Minister of Police, National Security and Correctional Services
- Incumbent
- Assumed office 6 May 2024

Personal details
- Spouse: Lanelle Tanangada

= Jimson Fiau Tanangada =

Solomon Islands politician

Jimson Fiau Tanangada is a Solomon Islands Member of Parliament (MP) who currently serves as the Minister of Police, National Security and Correctional Services. Tanangada previously served as the Minister for Rural Development and is the current president of the Ownership, Unity and Responsibility (OUR) party.

Prior to his political career he worked as a school teacher at a Kolombangara high school.

He is married to Lanelle Tanangada.

== Political career ==
Tanangada was first elected to parliament in 2014 as the MP for Gizo Kolombangara constituency in Western Province. He was subsequently appointed as Minister for Rural Development in 2014.

On 30 November 2017, he was removed from his position as an MP following a High Court ruling that he had bribed voters during the 2014 national elections. He was replaced by his wife, Lanelle Tanangada.
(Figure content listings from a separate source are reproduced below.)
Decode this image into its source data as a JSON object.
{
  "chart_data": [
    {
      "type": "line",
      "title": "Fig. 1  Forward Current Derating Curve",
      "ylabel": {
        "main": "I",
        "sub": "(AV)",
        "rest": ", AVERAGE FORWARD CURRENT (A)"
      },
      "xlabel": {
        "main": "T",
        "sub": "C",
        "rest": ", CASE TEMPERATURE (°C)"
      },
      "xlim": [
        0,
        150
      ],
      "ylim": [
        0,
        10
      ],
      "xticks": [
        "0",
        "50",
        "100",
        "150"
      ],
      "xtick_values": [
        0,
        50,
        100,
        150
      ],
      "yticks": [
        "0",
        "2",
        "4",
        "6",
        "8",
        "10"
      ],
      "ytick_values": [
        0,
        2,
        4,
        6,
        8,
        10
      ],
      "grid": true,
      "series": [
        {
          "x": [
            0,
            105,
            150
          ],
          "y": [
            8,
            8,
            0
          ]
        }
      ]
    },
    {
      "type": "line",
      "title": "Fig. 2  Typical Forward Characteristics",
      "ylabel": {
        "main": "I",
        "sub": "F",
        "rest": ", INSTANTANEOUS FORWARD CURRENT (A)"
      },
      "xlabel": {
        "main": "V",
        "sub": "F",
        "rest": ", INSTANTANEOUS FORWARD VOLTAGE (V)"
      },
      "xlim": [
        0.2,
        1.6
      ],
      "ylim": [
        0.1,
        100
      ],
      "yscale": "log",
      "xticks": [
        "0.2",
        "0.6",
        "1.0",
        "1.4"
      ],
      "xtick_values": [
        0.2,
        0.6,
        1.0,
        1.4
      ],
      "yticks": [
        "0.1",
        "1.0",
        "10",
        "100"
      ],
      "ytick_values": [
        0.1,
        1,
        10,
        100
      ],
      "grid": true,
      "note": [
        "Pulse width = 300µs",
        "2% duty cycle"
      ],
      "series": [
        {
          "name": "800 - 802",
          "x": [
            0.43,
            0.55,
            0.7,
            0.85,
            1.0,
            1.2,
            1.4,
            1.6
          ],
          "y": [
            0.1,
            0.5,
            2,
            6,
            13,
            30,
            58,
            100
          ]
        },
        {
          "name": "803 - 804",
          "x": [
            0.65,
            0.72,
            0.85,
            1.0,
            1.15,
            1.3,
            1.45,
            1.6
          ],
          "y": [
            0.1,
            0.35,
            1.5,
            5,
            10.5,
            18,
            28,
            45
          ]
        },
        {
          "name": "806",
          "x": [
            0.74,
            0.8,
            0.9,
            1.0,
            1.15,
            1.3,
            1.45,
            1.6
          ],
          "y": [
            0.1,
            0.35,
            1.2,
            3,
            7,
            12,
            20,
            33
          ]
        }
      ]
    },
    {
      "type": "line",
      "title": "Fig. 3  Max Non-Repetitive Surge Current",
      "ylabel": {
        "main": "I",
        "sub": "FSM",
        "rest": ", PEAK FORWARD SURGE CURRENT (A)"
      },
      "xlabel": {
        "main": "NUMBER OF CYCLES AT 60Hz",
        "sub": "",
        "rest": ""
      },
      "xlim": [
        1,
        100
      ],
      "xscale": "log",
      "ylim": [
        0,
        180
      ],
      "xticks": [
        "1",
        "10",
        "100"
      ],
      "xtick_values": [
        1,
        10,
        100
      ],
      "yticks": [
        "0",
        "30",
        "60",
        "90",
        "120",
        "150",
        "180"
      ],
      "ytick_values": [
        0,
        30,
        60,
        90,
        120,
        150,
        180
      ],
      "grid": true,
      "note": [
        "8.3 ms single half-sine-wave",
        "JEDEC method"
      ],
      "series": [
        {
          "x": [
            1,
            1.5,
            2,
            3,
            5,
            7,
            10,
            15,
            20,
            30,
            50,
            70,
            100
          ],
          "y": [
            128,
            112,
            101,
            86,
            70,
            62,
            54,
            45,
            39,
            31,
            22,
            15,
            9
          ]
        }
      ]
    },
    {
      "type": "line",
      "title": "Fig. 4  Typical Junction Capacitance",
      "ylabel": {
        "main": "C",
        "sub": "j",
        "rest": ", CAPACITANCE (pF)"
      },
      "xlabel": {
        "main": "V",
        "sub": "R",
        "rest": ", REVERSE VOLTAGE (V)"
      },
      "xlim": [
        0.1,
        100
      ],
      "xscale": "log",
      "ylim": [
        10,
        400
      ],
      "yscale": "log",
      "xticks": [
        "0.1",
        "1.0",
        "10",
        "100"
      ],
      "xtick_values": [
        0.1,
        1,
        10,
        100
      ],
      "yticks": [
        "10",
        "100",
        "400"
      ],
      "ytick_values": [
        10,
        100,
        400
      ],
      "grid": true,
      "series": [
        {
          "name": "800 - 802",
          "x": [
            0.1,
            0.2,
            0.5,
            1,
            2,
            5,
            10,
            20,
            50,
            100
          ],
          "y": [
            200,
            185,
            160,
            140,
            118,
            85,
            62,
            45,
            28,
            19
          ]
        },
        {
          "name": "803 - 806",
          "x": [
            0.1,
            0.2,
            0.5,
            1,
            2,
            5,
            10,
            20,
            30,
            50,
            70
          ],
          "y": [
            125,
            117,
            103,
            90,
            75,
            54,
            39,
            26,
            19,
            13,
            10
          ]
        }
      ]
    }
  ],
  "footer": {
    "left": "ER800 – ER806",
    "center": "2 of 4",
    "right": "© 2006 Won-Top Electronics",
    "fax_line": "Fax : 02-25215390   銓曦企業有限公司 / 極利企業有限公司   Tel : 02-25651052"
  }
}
In the April 2024 national election, Tanangada was again elected as MP for Gizo Kolombangara. He was subsequently appointed as Minister of Police, National Security and Correctional Services on 6 May 2024. A position he continues to hold today.

== Controversies ==
Two months prior to the 2024 Solomons national election, Tanangada and Brandt Sogavare (son of then finance minister Manasseh Sogavare) were reported to have established a Singapore-based shell company, Our International Development Fund Pte Ltd.